### nnalove's blog

By nnalove, history, 7 weeks ago,

I tried to solve the problem today, but I can't find any ideas? Can someone help me? Is there an issue similar to this one? https://vietnam-national20.kattis.com/problems/infinite2darray

• -2

 » 7 weeks ago, # |   -7 You can simply calculate $F_{x, 0}$ firstly and then $F_{x, y}$ using the definition of $F$. This works in $\mathcal O(x+y)$ time. This can be brought down to $\mathcal O(\log x + \log y)$ time as we do in the Fibonacci sequence, however that is not required as the $\mathcal O(x+y)$ time should work fine.
•  » » 7 weeks ago, # ^ |   +10 Can you explain how to compute $F_{x, y}$ from $F_{x, 0}$ in $O(y)$ using the definition?
•  » » » 7 weeks ago, # ^ |   0 My bad, I misread the question.
 » 7 weeks ago, # |   +5 With a help of binomial coefficients, maybe. This is matrix of B(i, j) calculated for F(4,5), same colors sum-up to the same number if every cell of this color is taken like SUM(F(i,j)*B(i,j)) — so you just choose the color that is easier to calculate — like border in matrix #5: coefficients matrix...
•  » » 7 weeks ago, # ^ |   0 Can u please elaborate more?
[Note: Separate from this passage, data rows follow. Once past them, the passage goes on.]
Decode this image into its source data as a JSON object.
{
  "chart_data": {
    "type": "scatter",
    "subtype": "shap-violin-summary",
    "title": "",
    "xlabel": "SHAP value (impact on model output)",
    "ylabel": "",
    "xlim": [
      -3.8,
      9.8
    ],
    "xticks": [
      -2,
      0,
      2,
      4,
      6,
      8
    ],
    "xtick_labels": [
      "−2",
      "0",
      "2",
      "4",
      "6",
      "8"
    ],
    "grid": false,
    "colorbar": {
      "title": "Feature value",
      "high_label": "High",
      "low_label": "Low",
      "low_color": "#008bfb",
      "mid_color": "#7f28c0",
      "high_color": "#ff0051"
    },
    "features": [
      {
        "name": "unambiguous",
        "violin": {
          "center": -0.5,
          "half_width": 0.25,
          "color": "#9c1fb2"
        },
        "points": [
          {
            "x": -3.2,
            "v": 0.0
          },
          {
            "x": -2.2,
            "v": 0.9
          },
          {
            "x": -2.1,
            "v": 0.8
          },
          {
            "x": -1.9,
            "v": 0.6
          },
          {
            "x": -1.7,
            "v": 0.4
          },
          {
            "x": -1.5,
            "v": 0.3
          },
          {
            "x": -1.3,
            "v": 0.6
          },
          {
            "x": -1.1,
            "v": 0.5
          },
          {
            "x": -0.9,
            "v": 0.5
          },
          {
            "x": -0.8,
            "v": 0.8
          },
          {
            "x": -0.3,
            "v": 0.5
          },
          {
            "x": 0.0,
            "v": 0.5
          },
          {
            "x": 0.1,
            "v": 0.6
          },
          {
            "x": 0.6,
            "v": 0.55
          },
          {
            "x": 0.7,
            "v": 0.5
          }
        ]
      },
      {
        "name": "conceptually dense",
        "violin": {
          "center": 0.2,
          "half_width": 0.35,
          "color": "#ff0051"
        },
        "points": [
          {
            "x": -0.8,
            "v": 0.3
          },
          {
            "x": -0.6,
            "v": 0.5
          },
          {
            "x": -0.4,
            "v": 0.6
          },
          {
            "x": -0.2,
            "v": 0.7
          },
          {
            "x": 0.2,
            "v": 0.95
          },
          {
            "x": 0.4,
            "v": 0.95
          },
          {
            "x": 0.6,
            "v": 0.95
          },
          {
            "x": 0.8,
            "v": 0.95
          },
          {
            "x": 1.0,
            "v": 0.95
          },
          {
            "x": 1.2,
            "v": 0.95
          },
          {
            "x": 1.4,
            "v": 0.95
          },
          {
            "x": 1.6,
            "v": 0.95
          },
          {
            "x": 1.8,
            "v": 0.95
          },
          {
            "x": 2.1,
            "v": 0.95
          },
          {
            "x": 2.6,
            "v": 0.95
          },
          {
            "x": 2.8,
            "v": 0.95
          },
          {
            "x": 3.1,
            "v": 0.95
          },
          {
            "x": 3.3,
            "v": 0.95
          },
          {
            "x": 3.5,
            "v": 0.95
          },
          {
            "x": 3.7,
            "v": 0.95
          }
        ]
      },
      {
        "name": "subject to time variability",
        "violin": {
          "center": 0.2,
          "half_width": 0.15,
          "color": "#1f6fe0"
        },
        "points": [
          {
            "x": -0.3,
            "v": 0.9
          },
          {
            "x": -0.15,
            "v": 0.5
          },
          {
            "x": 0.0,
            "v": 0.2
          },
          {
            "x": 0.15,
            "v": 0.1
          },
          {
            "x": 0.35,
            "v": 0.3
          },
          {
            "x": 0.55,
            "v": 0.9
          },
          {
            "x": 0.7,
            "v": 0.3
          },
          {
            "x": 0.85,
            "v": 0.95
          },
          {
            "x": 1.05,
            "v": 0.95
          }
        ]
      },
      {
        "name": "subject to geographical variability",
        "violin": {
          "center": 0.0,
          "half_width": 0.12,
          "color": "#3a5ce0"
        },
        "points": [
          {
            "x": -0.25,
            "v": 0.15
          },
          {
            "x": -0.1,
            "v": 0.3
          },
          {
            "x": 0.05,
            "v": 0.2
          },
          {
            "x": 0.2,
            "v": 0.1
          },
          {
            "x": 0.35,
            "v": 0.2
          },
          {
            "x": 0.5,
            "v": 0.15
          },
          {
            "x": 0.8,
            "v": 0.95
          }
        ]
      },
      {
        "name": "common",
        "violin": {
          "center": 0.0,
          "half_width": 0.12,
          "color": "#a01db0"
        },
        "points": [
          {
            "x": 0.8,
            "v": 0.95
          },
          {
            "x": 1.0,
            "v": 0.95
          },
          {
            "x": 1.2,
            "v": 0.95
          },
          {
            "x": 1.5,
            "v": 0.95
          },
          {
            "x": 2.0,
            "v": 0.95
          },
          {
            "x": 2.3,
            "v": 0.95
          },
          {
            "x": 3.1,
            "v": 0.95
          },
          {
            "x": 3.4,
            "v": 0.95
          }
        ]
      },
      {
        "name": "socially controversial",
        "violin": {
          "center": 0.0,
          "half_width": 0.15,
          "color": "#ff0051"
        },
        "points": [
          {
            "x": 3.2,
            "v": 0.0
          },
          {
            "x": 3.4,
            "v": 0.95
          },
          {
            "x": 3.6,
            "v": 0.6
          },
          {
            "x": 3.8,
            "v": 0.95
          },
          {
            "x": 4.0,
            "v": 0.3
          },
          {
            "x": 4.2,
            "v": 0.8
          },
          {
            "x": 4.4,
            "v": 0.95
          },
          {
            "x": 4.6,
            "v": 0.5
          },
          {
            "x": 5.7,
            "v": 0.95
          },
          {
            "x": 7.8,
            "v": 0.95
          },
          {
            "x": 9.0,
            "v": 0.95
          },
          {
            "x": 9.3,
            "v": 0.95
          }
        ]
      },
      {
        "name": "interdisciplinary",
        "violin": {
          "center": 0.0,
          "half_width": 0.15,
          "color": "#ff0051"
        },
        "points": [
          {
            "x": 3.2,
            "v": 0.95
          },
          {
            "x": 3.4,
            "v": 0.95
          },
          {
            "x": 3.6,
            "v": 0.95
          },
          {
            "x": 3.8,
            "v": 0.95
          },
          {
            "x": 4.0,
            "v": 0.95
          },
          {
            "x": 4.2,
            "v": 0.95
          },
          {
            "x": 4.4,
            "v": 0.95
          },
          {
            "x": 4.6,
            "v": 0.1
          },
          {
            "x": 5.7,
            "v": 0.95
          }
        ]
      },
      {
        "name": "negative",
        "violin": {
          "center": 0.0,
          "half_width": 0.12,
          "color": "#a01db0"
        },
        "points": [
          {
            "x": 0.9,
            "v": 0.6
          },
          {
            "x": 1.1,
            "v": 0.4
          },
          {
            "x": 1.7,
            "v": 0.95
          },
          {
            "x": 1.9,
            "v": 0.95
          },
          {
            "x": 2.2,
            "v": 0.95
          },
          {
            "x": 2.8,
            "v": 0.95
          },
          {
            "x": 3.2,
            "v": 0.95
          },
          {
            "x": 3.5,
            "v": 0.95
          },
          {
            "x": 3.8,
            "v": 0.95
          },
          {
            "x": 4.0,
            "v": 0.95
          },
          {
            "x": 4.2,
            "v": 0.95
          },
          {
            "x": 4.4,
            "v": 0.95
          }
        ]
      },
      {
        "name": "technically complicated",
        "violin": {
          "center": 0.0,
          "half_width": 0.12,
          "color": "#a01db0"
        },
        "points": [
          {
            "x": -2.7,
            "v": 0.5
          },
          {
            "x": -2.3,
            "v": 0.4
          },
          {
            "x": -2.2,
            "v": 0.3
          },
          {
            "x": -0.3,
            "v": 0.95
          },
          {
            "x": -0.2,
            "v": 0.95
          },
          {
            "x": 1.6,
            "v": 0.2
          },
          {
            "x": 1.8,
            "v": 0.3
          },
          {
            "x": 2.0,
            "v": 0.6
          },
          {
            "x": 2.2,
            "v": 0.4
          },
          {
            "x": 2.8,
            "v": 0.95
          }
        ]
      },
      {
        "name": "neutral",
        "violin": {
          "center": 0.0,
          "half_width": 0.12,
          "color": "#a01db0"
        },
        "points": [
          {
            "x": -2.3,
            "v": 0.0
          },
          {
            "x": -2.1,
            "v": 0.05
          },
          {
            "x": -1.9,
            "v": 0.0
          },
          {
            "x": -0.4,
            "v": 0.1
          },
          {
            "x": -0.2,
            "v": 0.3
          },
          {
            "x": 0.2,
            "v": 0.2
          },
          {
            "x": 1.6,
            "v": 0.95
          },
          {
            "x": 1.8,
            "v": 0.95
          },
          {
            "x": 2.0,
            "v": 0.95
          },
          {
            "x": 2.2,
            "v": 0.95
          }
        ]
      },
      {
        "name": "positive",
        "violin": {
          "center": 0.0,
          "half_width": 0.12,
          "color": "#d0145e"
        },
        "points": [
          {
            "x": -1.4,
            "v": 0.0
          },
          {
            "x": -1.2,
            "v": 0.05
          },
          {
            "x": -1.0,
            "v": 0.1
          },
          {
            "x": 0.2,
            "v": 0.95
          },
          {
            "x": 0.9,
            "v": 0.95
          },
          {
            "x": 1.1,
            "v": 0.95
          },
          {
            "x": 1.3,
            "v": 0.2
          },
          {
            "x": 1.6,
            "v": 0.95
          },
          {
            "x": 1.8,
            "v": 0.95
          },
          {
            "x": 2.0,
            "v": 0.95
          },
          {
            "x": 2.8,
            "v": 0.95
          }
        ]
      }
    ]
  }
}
I didn't understand your approach.
•  » » » 7 weeks ago, # ^ |   0 Every cell (except border cells) is sum of left+top, so red-cell = sum(orange-cells) = sum(yellow-cells) = .. and so on, up to the border where they begin to overlap, so I pictured them on separate tables. And number of times each cell is taken correspond to binomial coefficients with root in F(x, y).
 » 7 weeks ago, # | ← Rev. 2 →   0 To your question "Is there an issue similar to this one" I would point your attention to binomial coefficients. If you had $1$s instead of the Fibonacci Sequence on $F_{i,0}$ and $F_{0,i}$ then the diagonals $F_{i, k-i}$ would form the Pascal Triangle. The values of the Pascal Triangle correspond to binomial coefficients. Maybe this helps?
 » 7 weeks ago, # | ← Rev. 2 →   +6 Let's number the diagonal the following way: 0 1 2 3 4 1 2 3 4 5 2 3 4 5 6 3 4 5 6 7 4 5 6 7 8 ... Let's, for example, compute the cell $(3, 4)$. If we put it in the grid, here is our answer coefficient: 0 0 0 0 0 0 0 0 0 0 0 0 0 0 0 0 0 0 0 1 And our coefficient is currently at the diagonal 7. But the definition, we can actually push the coefficients to the diagonal 6: 0 0 0 0 0 0 0 0 0 0 0 0 0 0 0 1 0 0 1 0 As well as to the diagonal 5: 0 0 0 0 0 0 0 0 0 0 0 1 0 0 2 0 0 1 0 0 So it is easy to see that our coefficient are sort of the binomial coefficients. So just push 1 more time: 0 0 0 0 0 0 0 1 0 0 3 0 0 3 0 0 1 0 0 0 Now we see if we push one more time, then the cell $(0, 4)$ might disappear. It isn't tho, because if we let the coefficient of the cell $(0, 3)$ be $1 + 3 = 4$, this means the value of $(0, 3)$ will contribute $1$ to cell $(0, 4)$ and $3$ to $(1, 3)$. But by the definition, beside the value of $(0, 3)$ is $Fib_3$, we also have $Fib_2$ (because value of $(0, 4)$ is $Fib_4$). Therefore we can left the coefficient of $(0, 4)$ be 1, but now instead of value $Fib_4$, use the value $Fib_2$. With the new value, our coefficient grid will be: 0 0 0 1 0 0 4 0 0 6 0 0 4 0 0 0 1 0 0 0 We can continue push the coefficients to the first row and column. After that we can just compute the Fibonacci numbers, multiply them by the corresponding coefficients, then summary them. Remember to use the new value (not $Fib_i$, but $Fib_i - Fib_{i - 1}$).
•  » » 6 weeks ago, # ^ |   +7 Thanks you so much. Sorry for my late.